Sarah Maloney says she is guilty of expecting a prescription every time she takes her two young children to the doctor.

“Both of my young daughters (aged 3 and 5) watch Peppa Pig and love Dr Brown,” says the Wexford woman. “I think it’s a great way for them to become confident about visiting our own GP and they literally have no fear now whatsoever.

“But they do always want to be given some sort of ‘cure’ whether it is a cream or a pill; I suppose it’s something they have come to expect from watching cartoon doctors. And I have to admit that I probably take them (to see the GP) more often than necessary and feel somehow cheated when I don’t walk away with a prescription.

“If I’m being really honest with myself, I know they don’t need to visit the doctor with a cough or a cold, but they always ask and I suppose subconsciously I have become used to seeing this as the way to deal with things — so, yes, I do believe that both I and my kids have been influenced by what we see on TV.”

Dr David Carey, director of psychology at City Colleges and dean of the College of Progressive Education, does not agree and says anyone who takes guidance from a children’s cartoon should give themselves a ‘good talking to’.

“Where is the evidence that this show, a children’s cartoon, is influencing anyone?” he says.

“As far as I can tell, one GP speculated that Peppa Pig was an influence — so this is not evidence. We live in the age of paranoid parenting where every little thing is turned into a major upset and if parents are being influenced by Peppa Pig to bring their children to the GP more frequently, then they must be about the dumbest parents on earth — as far as I’m concerned it’s a cartoon — so they should get over it.

“Here’s a simple rule, if it isn’t bleeding, they don’t have a fever and they are not vomiting, then they aren’t sick enough to see a doctor.”

Laura Erskine , who has two young children of her own, agrees and says while youngsters are being ‘heavily influenced’ by fictional characters on TV, parents need to learn when and where medical intervention is needed.

“When I was a child a grazed knee was fixed with a kiss and a hug, with only the more serious injuries requiring a plaster,” she says.

“Today’s children, including my own daughter Lucy, are fixated on getting medicine or worse still, feel the need to see a professional doctor in order to have their illness assessed and suitable medication doled out.

“Lucy loves the taste of medicine, particularly the sweet orange and strawberry flavours, and she would often request it if she was upset. But while children are very easily influenced by television and their peers, their biggest influence should be their parents. And unfortunately, we have become a nation which is very quick to visit the doctor without trying home remedies first.”

Erskine says she has learned how to mollify her daughter and offer other solutions rather than medicine or a trip to the doctor. “Children take their cue from us and if we are heavily reliant on doctors, they may see that as the only solution to illness,” she says.
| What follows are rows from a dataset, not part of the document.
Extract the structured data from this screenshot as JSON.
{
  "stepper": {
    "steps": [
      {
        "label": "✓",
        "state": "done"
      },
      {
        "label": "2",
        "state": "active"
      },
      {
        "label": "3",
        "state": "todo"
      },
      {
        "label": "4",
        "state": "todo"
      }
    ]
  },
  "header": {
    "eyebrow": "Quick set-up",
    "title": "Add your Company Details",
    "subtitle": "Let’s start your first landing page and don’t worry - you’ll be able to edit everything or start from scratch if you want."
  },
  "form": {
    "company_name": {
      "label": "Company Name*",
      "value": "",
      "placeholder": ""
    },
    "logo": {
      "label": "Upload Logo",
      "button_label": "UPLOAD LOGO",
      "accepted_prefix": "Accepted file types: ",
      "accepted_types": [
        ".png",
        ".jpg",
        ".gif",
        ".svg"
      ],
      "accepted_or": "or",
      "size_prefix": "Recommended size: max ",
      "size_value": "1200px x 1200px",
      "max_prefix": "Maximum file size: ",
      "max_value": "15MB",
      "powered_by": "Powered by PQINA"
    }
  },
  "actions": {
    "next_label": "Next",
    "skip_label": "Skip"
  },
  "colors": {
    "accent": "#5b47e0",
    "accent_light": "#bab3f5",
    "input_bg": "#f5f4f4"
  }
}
“Ultimately they like to feel special when under the weather but often a day at home with plenty of tender loving care will go a long way to a quick recovery.

“My eldest child, James, regularly attends Crumlin hospital for check-ups as a result of an ongoing medical condition and his sister can get jealous of the attention he is given during this time and often wishes out loud that she could have a turn to go to the hospital. So instead we placate her need for attention with a mummy and daughter day instead.

“I have learned that quite often a sticker for a brave child who has had a bump is far more effective and conducive to a speedy recovery than a tablespoon of medicine.”

And if, on the other side of the coin, children are too afraid to visit their GP, straight-talking Dr Carey says parents should ensure they do their best to alleviate these fears by alerting their doctor rather than switching on the TV.

“Instead of relying on a cartoon, ring up your GP, tell them about your child’s fears and try to organise an after hour visit,” he says.

“This way your doctor can show the children around the surgery, let them play with a stethoscope, look at any medical devices that may be present, and have a friendly chat with the doctor or nurse, which might include a nice lolly or sticker at the end.”